Statistics
Leveraging multiomics to discover biology
In brief: I develop methods and analyses for multiomic data, with a particular focus on understanding its benefits of standard scRNA-seq.
Over the past decade, the increasing affordability of DNA sequencing has made RNA quantification more practical and spurred improvements in sequencing. Yet transcriptomics is only part of the sought-after comprehensive picture of single-cell biology. To hone understanding of biological regulation, it is necessary to quantify more modalities involved in information transfer: DNA and protein molecules, as well as transient and alternative RNA isoforms.
Simultaneously with advances in RNA sequencing, two factors have contributed to multimodal -omics: the development of analogous assays for chromatin accessibility and protein abundance, and the release of software infrastructure to quantify non-coding RNA molecules. If we run a scRNA-seq experiment, we get information about splicing for free. If we develop a slightly more sophisticated methodology, we can collect information about other modalities, either closer to gene regulation or to its effects.

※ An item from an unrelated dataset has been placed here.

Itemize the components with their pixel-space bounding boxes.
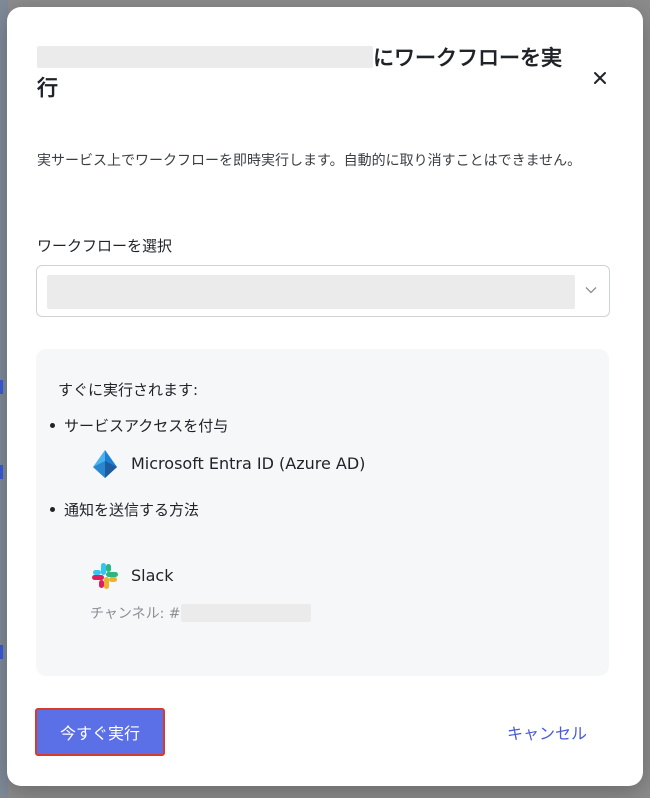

Yet the correct way to jointly analyze such data is far from clear. Many data integration methods exist, but they tend to be descriptive and phenomenological, without encoding the causal relationships of the central dogma. For example, a single-nucleus RNA sequencing analysis will simply add spliced and unspliced RNA counts without accounting for their meaningful differences. One of the key goals of my Ph.D. work has been embracing multimodality: if we have interesting readouts, we should exploit them as much as possible.
My theoretical work shows that whole is greater than the sum of its parts. For instance, having spliced and unspliced molecule counts allows us to distinguish between transcriptional mechanisms and regulatory strategies which would otherwise be indistinguishable using a single modality.
I am particularly interested in the interplay and connections between mechanistic and descriptive models. One of my recent projects, biVI, integrates spliced and unspliced data by endowing a machine learning framework with a biologically meaningful representation of the relationship between these molecules. In other words, the mechanistic worldview can naturally represent well-understood parts of the biophysics, whereas neural networks can represent currently uncharacterized “black box” parts.